[RFC PATCH 0/8] component helper improvements

Wed Jul 2 04:12:06 PDT 2014

On Wed, May 14, 2014 at 08:42:17PM +0200, Thierry Reding wrote:
> I've been looking at converting the Tegra DRM driver to the component
> helpers for a while now and had to make some changes to make it work for
> that particular use-case. While updating the imx-drm and msm DRM drivers
> for those changes I noticed an oddity. Both of the existing drivers use
> the following pattern:
> 
> 	static int driver_component_bind(struct device *dev,
> 					 struct device *master,
> 					 void *data)
> 	{
> 		allocate memory
> 		request resources
> 		...
> 		hook up to subsystem
> 		...
> 		enable hardware
> 	}
> 
> 	static const struct component_ops driver_component_ops = {
> 		.bind = driver_component_bind,
> 	};
> 
> 	static int driver_probe(struct platform_device *pdev)
> 	{
> 		return component_add(&pdev->dev, &driver_component_ops);
> 	}
> 
> While converting Tegra DRM, what I intuitively did (I didn't actually
> look at the other drivers for inspiration) was something more along the
> lines of the following:
> 
> 	static int driver_component_bind(struct device *dev,
> 					 struct device *master,
> 					 void *data)
> 	{
> 		hook up to subsystem
> 		...
> 		enable hardware
> 	}
> 
> 	static const struct component_ops driver_component_ops = {
> 		.bind = driver_component_bind,
> 	};
> 
> 	static int driver_probe(struct platform_device *pdev)
> 	{
> 		allocate memory
> 		request resources
> 		...
> 		return component_add(&pdev->dev, &driver_component_ops);
> 	}
> 
> Since usually deferred probing is caused by resource allocations failing
> this has the side-effect of handling deferred probing before the master
> device is even bound (the component_add() happens as the very last step)
> and therefore there is less risk for component_bind_all() to fail. I've
> actually never seen it fail at all. Failure at that point is almost
> certainly irrecoverable anyway.

It isn't irrecoverable - that case is handled.

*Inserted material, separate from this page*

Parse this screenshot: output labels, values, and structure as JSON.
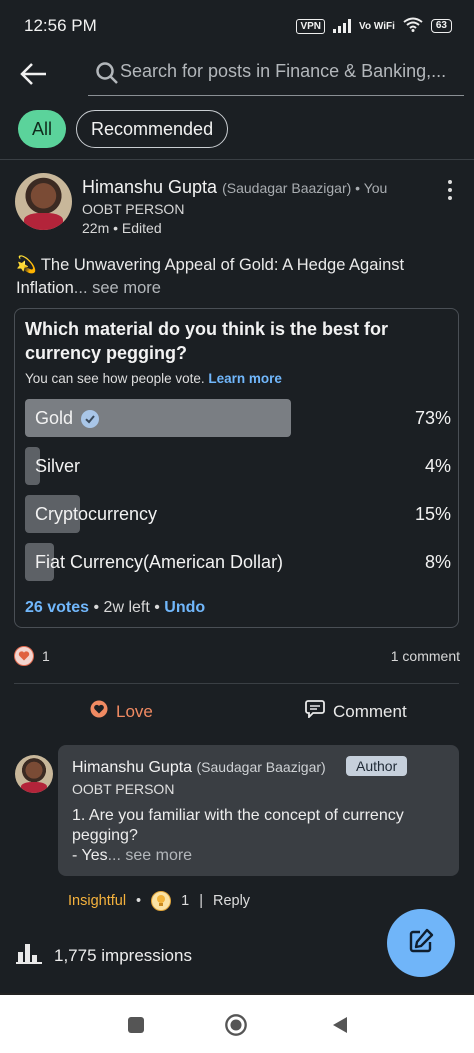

I really don't like two-stage driver initialisation - it increases the
chances of bugs creeping in.  Take for example this code:

probe()
{
	priv = devm_kzalloc(dev, whatever);
	priv->mem = devm_ioremap_resource(dev, res);
	dev_set_drvdata(dev, priv);
	return component_add(dev, &ops);
}

So far so good, not much can go wrong at that point - we know exactly
what state the 'priv' structure is at the point where the component_add
call is made.

Now, when the ops' bind method is called, we retrieve the private data.
At this point, we can no longer rely on the initialisation state of
many of the members.  We can't assume that they were zero when we're
called, because we can have this sequence of events:

- driver is probed
- component is bound
- component is unbound
- component is bound

At this point, the private data will be dirty.  This actually makes the
use of devm_kzalloc() a joke in the probe function - although it does
initialise all members to zero, we can't rely on that at all when the
component is bound.

While the driver itself may be coded for this to be safe, can we say the
same for any structures which are embedded into the private data, which
may be private to other subsystems?

By way of illustration, ASoC can also have this two stage approach.  I'll
draw your attention to SGTL5000, and the recent patch I submitted (which
I don't think will be taken.)  This driver suffers badly if the ASoC
"card" is bound, then unbound, and an attempt to rebind it again.  That's
because the driver gets some managed resources in both the first stage and
the second stage, and expects them to be automatically released in when
the second stage is torn down.  This bug has existed for a very long
time, and has gone unnoticed (it will be unnoticed until you try to debug
by removing modules and trying to load replacements, which is how I found
it.)

That exact bug can't happen with the component helpers, because I
explicitly thought about the handling of managed resources, and added
the necessary support to deal with these correctly.  However, it serves
as an example that, despite comments from people saying that my fear
is unlikely to happen, we already have code which suffers from issues
with two-stage initialisation.

The unfortunate thing is that validation testing for Linux tends not to
venture much past "does it boot", "are my devices present" and "can I run
some programs".  It doesn't cover system shutdown/reboot very often
(we've had bugs which have been present for ages there - my test farm
explicitly does a power off after boot testing now) and it hardly ever
covers drivers being unbound or module removal.

-- 
FTTC broadband for 0.8mile line: now at 9.7Mbps down 460kbps up... slowly
improving, and getting towards what was expected from it.